Selecting a winner of the poster competition at “Nutrient and Metabolite Sensing”, the latest conference in the Copenhagen Bioscience Conferences series, turned out to be quite a challenge.
There were so many good candidates that watching the jury at work was almost like hearing the numbers being called in a game of bingo.
“I like 79. It was going opposite from what everyone says. It was very provocative,” said Professor Eric Verdin, Gladstone Institutes, San Francisco, United States.
“Poster 41 was really good as well,” said Professor Vincent Poitout, Montreal Diabetes Research Center, Canada.

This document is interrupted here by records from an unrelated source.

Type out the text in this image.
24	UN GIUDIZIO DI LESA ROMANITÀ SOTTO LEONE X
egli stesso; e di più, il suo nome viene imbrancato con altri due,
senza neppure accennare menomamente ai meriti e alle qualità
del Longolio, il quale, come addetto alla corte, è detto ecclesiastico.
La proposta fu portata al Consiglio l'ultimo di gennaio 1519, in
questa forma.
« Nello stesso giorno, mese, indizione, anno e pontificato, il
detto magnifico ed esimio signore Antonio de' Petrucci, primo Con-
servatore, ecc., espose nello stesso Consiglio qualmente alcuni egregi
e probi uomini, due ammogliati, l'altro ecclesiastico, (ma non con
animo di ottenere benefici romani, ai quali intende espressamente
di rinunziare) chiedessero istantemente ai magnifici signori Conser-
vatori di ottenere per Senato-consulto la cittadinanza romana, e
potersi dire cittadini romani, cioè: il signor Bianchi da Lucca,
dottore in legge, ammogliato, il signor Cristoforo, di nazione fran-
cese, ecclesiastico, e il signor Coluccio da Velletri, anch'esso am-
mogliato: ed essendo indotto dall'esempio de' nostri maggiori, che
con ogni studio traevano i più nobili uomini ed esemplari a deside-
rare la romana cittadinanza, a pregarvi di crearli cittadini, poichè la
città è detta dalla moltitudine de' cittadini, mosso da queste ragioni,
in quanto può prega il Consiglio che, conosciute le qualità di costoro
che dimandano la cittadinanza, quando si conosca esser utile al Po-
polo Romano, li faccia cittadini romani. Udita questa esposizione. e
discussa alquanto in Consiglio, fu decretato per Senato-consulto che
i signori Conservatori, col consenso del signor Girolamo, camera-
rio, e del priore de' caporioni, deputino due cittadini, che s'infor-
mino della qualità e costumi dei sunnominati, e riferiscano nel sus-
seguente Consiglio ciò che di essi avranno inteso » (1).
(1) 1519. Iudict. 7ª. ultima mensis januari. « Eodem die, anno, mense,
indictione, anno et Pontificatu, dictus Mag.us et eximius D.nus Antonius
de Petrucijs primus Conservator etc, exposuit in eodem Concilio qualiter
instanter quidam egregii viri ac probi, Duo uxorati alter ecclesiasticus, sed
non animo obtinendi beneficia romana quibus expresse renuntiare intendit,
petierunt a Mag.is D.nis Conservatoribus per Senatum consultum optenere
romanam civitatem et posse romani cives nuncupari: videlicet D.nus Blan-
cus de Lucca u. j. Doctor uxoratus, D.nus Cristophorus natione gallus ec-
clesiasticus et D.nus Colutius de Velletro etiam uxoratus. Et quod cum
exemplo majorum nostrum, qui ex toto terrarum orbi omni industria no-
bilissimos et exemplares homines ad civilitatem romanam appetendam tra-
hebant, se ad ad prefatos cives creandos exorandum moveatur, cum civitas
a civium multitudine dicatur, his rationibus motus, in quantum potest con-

Both were part of the eight-person jury comprising conference speakers and elite scientists.
Every conference participant had been asked to bring a poster to present at the conference, with a number given to each person wishing to participate in the poster competition.
COULD HAVE USED ANOTHER DAY
Professor Helen Cox, King’s Collage London, United Kingdom, said there were about half a dozen posters she liked, adding that the difficulties in selecting a winner was a testament to the high level of science presented at the conference.
“On an international level – and I look at posters on a daily basis – the scientific level in the poster room was very high. I could have used another day walking around looking at them,” said Helen Cox.
In the end, the jury decided on numbers 27 and 79 as winners, while numbers 16 and 105 were runners-up.
The winners behind the numbers were PhD Student Konstantinos Polyzos (27), Karolinska Institutet, Stockholm, Sweden, and PostDoc Cristina Garcia Cácares (79), Technische Universität München, Germany.
RECOGNITION OF RESEARCH
The winners were announced at the dinner on the final evening of the conference.
“It means a lot to me,” said Konstantinos Polyzos afterwards.
“It is not so much the award I received, but the recognition of our research and the feeling that the research that we do may have impact. This means that we are one the right track,” he added.
Regarding the poster by Cristina Garcia Cácares, the jury stated that it had a nice layout and praised her for her presentation. The Spanish researcher said afterwards that winning the competition was “a motivation to continue doing research.”
The competition runners up were Julian Geiger (16), Roskilde University, Denmark, and Charlotte Schmitt (105), Centre de Recherche des Cordeliers, France.
“Nutrient and Metabolite Sensing” was the 8th edition of the Copenhagen Bioscience Conferences – a series of scientific conferences within biomedicine and biotechnology bringing together some of the world’s top researchers and young talent to discuss the latest scientific results and hottest topics within a particular field. To promote a relaxed, trusting and open atmosphere, each conference is limited to 150–200 participants.
The next conference focusing on stem cell research takes place in May 2016.
Konstantinos Polyzos is congratulated by Susanne Mandrup and Vincent Poitout of the prize committee.
The conference had two poster sessions with plenty of activity.
Nutrient and Metabolite Sensing was held in Hillerød north of Copenhagen 1-5 November 2015.